Youth Media Reporter article extended abstract

January 14, 2008

Youth Media Reporter is coming out with a print issue, and I’ll be contributing a chapter called, Jumping for Joy, Wracking our Brains, Searching our Souls: Youth Media and its Digital Contradictions. Below are the first six paragraphs. I’ll update here when the full version is out.

In the old days of a few years ago, youth media organizations were among the sole gatekeepers connecting young people to production tools, distribution outlets, and mass audiences. The world doesn’t work that way anymore. Now, teen producers can pick up ten-dollar digital cameras at the local corner store or use their cell phones to upload clips for free to massively trafficked websites online.
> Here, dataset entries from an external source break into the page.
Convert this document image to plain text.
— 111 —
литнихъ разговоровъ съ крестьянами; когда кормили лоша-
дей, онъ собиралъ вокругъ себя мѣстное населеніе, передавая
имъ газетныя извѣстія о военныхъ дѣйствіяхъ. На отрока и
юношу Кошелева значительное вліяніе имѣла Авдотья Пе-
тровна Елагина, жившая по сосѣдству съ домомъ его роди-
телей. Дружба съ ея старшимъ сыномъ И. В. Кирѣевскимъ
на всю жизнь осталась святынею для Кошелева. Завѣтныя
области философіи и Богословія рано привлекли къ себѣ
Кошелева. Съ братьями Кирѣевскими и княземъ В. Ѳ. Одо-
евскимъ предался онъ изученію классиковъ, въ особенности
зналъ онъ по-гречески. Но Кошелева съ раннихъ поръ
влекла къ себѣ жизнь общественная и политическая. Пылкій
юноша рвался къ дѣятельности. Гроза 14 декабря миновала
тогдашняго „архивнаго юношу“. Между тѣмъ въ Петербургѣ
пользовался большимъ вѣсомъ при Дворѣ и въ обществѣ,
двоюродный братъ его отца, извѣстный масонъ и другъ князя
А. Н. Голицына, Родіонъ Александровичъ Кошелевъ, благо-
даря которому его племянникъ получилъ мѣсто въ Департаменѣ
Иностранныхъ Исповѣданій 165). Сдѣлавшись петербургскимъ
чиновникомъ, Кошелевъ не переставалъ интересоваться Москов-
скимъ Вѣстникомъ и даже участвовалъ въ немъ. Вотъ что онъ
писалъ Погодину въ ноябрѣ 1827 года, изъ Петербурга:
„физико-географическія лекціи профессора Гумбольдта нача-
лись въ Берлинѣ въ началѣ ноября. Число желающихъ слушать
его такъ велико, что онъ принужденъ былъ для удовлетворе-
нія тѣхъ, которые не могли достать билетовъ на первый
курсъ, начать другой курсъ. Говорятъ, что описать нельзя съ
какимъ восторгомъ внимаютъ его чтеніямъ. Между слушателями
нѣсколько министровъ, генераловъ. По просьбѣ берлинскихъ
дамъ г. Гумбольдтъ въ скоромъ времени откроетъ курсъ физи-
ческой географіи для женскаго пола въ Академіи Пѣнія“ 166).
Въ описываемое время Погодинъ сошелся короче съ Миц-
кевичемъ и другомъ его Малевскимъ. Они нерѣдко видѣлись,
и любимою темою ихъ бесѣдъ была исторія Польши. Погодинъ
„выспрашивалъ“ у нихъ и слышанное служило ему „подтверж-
It’s never been easier for young people to contribute to the endless flow of content circulating among media makers, users, and audiences—categories that are themselves rapidly losing clear distinctions.

These developments have brought about a contradictory moment in the youth media movement marked by a mix of exuberance and angst. The excitement stems from the proliferation of cheap equipment, user-generated outlets, and growing public appetite for youth-made content. These innovations are cause for celebration for young producers and their adult mentors in youth media organizations around the country. One of our main goals is to tear down obstacles blocking young people from participating as producers in personal expression and public discourse. Our jobs just got a whole lot easier.

Or have they? If young people today can find their own affordable tools and distribution outlets, and if the current aesthetic seems to favor raw production values over highly polished pieces, we’ve got to ask ourselves—what’s the point of what we do? Hence the angst.

Compounding that angsty feeling is an education system obsessed with standardized measurement; a re-regulated mainstream media (Klinenberg, 2007); disparities in digital participation that map to class, race, geography, and family educational background (DeBell & Chapman, 2006); and significant obstacles that can prevent young producers from converting media savvy and even momentary notoriety into concrete opportunities in education or living wage employment. While the free access, feedback loops, and community ratings systems that mark so many social media sites offer amazing opportunities for young people to post and share their stories, lots of good stuff on these sites gets buried, as it needs to compete with the sensational, the silly, and the not always transparently sponsored.

In this essay, I draw insight from a single organization, Youth Radio, where I serve as Senior Producer and Research Director, against the backdrop of research I’ve carried out over ten years, in the spirit of a new mandate: to sharpen our understanding of how our field’s “signature pedagogies” (Faber, 2007) can work in tandem with emerging technologies and media innovations to better serve young people. Youth media organizations remain crucial for a number of reasons, including:

• They organize youth-adult collaboration linking young people to networks of opportunity for advanced skill-building, policy impact, jobs and higher education. I discuss this function as a property of collegial pedagogy.
• They provide a platform for collective activity that builds and broadcasts a critical mass of youth voices strategically reaching a range of audiences. This function leverages the youth media field’s access to multiple outlets.
• They engage young people who are otherwise marginalized from digital privilege—those on the wrong side of what Henry Jenkins (2006) calls media literacy’s “participation gap.” This function enables young people to exercise applied agency and build citizenship in our connected, divided world.